By Elena del Valle
Photos by Gary Cox
Chef Akihiro Horikoshi in the kitchen
A little over a year ago we visited Table d’Aki (see New Paris restaurant offered exceptional seafood in unassuming setting), a small Left Bank restaurant in Paris, France, and were impressed with the chef’s fish and seafood dishes. On our return to the restaurant almost a year later, we were pleased to enjoy an outstanding seafood meal.
When we arrived for our early lunch (12 noon) we noticed the restaurant had a new name. Instead of Table d’Aki it was Table d’Akihiro. When we asked about the change the chef explained that Aki is a diminutive of his first name and Akihiro is his full first name. That day, we found the chef alone and hard at work.
Perfectly prepared delicate scallops
It was Chef Akihiro Horikoshi who opened the door and welcomed us in; he took our coats, settled us down in a corner table and provided us menus. Moments later he took our order. He remained alone, cooking and serving, until we left. None of the other diners who arrived after we did seemed to mind.
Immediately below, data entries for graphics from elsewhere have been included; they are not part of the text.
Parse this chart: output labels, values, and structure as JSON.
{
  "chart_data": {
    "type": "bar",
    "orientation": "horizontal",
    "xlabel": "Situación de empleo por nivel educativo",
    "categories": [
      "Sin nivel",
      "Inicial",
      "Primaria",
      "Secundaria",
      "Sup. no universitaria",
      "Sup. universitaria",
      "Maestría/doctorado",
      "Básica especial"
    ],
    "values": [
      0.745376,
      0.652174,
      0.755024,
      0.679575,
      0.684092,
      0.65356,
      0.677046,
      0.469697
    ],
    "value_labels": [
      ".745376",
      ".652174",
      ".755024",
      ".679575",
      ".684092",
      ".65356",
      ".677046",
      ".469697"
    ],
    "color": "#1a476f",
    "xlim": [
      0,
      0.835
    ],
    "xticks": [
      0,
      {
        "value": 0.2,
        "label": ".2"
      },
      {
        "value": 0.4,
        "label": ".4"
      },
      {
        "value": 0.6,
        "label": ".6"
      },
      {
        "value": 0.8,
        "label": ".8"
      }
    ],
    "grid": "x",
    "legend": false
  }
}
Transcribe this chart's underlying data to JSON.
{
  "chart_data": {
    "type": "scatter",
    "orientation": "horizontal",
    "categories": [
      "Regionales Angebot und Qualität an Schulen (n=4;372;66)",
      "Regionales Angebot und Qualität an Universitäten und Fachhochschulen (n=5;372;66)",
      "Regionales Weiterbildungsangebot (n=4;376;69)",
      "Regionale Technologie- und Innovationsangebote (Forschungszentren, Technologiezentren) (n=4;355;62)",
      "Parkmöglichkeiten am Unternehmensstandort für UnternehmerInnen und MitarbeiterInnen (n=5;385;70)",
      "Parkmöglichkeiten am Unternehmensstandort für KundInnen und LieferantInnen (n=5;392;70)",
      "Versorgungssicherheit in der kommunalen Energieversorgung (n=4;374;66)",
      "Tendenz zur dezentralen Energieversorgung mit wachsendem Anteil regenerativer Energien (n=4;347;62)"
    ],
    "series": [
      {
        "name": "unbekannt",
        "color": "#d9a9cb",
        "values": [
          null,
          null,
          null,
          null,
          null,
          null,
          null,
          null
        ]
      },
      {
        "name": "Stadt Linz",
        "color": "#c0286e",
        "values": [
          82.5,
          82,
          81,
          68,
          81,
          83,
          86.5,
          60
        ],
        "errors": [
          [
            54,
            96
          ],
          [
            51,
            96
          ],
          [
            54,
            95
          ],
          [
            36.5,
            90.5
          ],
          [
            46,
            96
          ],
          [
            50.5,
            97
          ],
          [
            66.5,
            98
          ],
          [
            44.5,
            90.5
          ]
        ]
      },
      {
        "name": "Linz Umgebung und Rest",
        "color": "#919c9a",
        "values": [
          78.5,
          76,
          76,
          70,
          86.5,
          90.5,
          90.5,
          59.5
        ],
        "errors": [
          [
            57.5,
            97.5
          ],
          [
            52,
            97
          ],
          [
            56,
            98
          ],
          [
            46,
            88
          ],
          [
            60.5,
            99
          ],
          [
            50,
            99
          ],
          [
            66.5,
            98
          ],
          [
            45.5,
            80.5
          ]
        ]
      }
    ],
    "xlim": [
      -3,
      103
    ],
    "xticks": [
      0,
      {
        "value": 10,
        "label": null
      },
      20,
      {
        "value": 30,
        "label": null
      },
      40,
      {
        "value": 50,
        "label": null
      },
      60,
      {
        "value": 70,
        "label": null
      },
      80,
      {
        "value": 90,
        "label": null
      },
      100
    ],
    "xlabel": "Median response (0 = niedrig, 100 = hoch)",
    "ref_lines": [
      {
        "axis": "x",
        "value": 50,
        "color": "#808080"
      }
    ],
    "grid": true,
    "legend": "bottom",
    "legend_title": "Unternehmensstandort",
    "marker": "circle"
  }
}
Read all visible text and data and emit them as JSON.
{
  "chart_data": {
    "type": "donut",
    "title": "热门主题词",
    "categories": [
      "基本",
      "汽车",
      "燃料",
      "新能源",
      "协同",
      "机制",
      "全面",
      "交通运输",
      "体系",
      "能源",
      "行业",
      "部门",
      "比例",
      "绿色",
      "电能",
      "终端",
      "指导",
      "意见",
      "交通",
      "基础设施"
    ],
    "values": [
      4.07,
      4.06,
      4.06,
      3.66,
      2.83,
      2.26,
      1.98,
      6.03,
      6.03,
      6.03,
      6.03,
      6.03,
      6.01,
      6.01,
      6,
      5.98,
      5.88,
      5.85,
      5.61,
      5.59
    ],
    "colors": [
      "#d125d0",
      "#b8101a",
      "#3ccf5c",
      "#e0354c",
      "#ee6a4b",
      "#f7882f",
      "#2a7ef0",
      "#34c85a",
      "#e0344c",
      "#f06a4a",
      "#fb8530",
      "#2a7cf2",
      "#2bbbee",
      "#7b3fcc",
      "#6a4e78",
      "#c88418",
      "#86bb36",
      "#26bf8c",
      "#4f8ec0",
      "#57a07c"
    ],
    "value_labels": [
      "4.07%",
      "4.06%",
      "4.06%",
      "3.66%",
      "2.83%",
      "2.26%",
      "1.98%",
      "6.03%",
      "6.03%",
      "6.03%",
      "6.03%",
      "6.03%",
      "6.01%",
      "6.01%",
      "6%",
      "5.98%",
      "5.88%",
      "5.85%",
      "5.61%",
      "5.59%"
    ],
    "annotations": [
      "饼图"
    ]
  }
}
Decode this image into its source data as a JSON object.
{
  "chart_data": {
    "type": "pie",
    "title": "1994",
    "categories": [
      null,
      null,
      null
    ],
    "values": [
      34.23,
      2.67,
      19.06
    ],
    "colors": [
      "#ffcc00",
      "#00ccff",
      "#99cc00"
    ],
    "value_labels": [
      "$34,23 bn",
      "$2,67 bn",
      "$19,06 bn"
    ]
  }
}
The closely placed tables were set with all the necessary implements such as spotless tablecloths, napkins, cutlery and glasses. The small dining room ended in the chef’s open kitchen. It looked pristine. Single bulbs hung from the ceiling and heaters kept the place comfortable. The bathroom was immaculate.
We ordered the sole with a touch of flavorful curry
As before, the menu was limited to seafood and fish. That day, the choices were one appetizer option, two main course options and one dessert, all prepared by the chef himself.
We ordered one appetizer each, the same main course and shared a dessert which the chef kindly split in the kitchen. The appetizer was a scallop dish with a vegetable puree foam and three perfectly cooked scallops. The main dish was sole with Asian spices and a touch of curry. Dessert was a dacquoise, two layers of thin and light cake with a vanilla cream center.
A light dessert was perfect to complete lunch
Every dish was superlative, especially the scallop and fish. Had we realized how good the dessert would be we would have ordered one each. Table d’Akihiro (49, rue Vaneau, 75007, Paris, France, +33 1 45 44 43 48) is on our list of Paris seafood favorites for future visits. I would recommend it to our friends who are more concerned with the meal than an elaborate delivery and famous setting. What Chef Akihiro Horikoshi’s restaurant lacked in staff and elegant amenities it made up for manifold in outstanding food. In a city known for its many dining venues this small restaurant stood out for its perfectly prepared fare.